As in the past, the terror army built by the PA is destined to turn its weapons against Israeli citizens. Due to the nature, size and capabilities of this force, a northward, westward and southward invasion by this terror army will endanger millions of citizens. The scale of destruction and killing within communities inside the Green Line could be significantly greater than the horrors of the Oct. 7 massacre.
As we learned painfully from the events of Oct. 7, reassuring statements by security officials and optimistic intelligence assessments guarantee nothing. A basic rule in counter-terrorism and warfare is that the enemy places special emphasis on the element of surprise, and no attack can be entirely prevented.
Operational conclusions
• Failure of Israeli oversight: The fact that Israeli security agencies are unable (or unwilling) to provide data on the quantity of weapons approved for transfer to the PA indicates a loss of control and a policy of deliberate “eyes wide shut.”
• The security coordination conception: Israel is captive to the conception that strengthening the PA security apparatuses serves Israeli interests in fighting Hamas. In practice, the apparatuses serve as a hothouse for terrorists (as evidenced by 12% of security prisoners originating from their ranks) and train for a combined attack on central Israel and the communities in Judea and Samaria.
• The 22-kilometer (13.67 miles) threat: The tiny distance between Israel’s population centers and the bases of the PA terror army (14-22 kilometers/9-13 miles) turns any potential flare-up into an immediate existential threat to millions of citizens, on a scale and lethality exceeding that of the Oct. 7 massacre.
Given the severity of the threat, the Israeli government must adopt a strategy of “dismantling and demilitarization” instead of “containment and arming”:
• Immediate neutralization of offensive armament: Halt all approvals for the transfer of weapons, ammunition or armored vehicles to the PA. Demand the immediate return of any armament exceeding Oslo limits (such as heavy machine guns, RPGs and explosive devices).
• Reduction of personnel: Condition all economic or civilian aid to the PA on reducing the size of the security apparatuses to the original agreed level (12,000 in Judea and Samaria).
• Oversight and transparency: Establish an independent Israeli oversight mechanism (not through the PA) for surprise inspections of weapons depots and training bases.
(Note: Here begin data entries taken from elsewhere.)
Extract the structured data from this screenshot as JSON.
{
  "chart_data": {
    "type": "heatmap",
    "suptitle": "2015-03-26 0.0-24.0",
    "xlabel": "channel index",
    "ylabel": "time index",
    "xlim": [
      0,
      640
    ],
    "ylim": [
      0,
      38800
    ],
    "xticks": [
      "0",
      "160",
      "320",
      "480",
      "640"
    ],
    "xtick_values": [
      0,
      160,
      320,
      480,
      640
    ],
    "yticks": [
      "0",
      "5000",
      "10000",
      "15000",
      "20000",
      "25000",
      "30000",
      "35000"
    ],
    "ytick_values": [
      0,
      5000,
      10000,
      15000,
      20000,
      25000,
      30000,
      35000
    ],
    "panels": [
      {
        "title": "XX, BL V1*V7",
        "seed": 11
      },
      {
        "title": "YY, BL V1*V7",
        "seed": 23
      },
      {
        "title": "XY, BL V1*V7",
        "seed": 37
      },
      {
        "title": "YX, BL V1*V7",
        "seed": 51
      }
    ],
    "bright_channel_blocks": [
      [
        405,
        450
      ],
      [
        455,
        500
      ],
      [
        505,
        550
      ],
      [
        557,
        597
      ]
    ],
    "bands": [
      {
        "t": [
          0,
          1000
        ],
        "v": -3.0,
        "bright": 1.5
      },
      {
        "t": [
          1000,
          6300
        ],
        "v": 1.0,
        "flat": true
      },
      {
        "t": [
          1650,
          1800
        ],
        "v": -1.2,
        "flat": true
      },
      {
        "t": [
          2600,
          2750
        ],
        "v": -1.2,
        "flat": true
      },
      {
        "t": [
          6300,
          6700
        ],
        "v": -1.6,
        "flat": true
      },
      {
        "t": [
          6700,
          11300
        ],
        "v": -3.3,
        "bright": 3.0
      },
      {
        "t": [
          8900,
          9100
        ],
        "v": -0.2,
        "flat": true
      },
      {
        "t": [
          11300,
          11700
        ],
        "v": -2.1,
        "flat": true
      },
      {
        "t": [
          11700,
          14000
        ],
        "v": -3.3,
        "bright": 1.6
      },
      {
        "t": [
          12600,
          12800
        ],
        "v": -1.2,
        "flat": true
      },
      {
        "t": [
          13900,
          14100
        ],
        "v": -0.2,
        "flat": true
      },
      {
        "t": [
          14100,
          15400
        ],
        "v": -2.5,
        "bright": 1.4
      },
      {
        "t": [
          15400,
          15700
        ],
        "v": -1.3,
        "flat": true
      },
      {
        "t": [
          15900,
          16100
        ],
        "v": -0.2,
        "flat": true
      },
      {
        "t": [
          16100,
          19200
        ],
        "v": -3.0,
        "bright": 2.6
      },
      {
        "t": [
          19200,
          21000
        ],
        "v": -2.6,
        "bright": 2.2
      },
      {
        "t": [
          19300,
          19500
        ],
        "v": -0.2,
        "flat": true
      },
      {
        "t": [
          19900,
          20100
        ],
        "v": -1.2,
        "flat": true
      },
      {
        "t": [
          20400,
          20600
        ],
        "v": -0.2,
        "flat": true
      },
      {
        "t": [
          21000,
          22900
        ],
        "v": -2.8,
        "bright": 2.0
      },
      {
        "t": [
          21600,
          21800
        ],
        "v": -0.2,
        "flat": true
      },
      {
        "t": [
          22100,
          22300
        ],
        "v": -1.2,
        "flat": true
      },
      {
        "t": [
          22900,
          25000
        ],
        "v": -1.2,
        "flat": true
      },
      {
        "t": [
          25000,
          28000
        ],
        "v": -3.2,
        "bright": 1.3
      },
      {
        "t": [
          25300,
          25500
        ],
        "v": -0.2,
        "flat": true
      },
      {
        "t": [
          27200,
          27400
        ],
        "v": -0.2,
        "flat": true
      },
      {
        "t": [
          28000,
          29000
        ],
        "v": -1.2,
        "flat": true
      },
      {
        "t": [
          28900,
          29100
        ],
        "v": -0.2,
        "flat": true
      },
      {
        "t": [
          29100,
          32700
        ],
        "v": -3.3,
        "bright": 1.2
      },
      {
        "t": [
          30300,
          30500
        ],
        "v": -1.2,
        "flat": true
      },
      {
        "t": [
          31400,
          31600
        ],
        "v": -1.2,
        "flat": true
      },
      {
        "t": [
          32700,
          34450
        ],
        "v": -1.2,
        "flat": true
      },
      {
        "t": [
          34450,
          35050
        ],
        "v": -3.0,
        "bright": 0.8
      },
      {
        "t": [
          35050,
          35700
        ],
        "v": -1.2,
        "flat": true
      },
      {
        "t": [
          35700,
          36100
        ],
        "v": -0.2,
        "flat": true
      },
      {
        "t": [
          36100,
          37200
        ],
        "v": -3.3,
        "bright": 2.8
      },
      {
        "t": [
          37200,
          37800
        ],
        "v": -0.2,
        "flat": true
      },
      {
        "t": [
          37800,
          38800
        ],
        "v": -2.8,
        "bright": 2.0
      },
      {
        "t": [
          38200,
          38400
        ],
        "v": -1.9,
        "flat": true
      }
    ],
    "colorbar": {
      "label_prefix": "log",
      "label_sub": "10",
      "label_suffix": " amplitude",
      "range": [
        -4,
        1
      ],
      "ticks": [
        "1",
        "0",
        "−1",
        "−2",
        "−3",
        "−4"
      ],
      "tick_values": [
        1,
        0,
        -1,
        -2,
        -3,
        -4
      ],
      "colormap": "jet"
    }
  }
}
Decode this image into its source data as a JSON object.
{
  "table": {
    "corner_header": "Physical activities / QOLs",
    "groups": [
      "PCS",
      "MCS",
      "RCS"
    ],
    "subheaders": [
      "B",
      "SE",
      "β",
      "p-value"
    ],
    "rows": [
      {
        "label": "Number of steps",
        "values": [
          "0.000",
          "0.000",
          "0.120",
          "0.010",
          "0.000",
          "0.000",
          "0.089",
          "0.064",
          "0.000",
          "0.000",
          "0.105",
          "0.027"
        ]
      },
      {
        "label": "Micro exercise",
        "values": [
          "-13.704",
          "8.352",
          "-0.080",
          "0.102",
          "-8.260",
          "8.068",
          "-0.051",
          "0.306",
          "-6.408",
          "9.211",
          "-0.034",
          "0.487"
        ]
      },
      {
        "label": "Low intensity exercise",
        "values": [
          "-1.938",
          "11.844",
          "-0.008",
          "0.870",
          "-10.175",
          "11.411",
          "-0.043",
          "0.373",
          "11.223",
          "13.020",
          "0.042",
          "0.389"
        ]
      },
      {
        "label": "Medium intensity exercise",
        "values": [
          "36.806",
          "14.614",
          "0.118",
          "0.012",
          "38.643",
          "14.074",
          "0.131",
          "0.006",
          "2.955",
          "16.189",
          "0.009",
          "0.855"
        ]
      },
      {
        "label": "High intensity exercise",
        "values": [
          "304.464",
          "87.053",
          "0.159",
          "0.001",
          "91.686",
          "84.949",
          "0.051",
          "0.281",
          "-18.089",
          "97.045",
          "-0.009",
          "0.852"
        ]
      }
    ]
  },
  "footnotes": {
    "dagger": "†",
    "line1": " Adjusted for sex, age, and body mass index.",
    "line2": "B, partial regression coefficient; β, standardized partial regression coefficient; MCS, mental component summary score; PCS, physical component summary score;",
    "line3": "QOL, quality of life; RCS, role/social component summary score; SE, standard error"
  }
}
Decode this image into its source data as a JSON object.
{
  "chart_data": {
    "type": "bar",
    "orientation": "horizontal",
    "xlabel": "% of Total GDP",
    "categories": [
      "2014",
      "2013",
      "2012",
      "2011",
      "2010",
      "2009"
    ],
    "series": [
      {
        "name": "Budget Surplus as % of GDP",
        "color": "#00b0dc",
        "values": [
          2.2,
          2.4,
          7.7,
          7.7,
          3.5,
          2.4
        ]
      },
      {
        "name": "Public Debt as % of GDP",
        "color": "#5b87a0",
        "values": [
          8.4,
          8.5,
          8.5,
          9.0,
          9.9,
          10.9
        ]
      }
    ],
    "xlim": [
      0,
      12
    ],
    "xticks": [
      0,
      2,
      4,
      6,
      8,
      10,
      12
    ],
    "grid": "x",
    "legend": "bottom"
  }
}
Publicly disclose to the Israeli public and the Knesset all historical data regarding approvals for weapons transfers to the PA.
• Closure of terror army training bases: Demand that the PA immediately close all facilities, training bases and institutions whose purpose is to provide “military training.”
• Change in defense concept in Judea and Samaria and seam line: Prepare the IDF operationally for a mass terror attack, not as a theoretical concern but as the central threat. Construct physical barriers and add significant forces along the seam line, under the assumption that on the day of reckoning, the PA apparatuses will be the first enemy to open fire.
• Cessation of foreign training: On one hand, issue a firm diplomatic demand to the US and the EU to condition the training they fund and conduct for PA security forces on the PA reducing the size of these forces to the levels agreed in the Oslo Accords. On the other hand, pursue legal action and full severity of punishment against any PA security personnel undergoing military training abroad, including in Pakistan.
In conclusion, continuing to ignore the growth of the “P..Terror Army” is a dangerous gamble with the lives of millions of Israelis. The writing is on the wall, at a distance of less than 22 kilometers (13.67 miles) from the heart of the country.
The danger is real and highly probable. To prevent a disaster far greater than the Oct. 7 massacre, Israel must take initiative and apply the remedy before the next count of victims.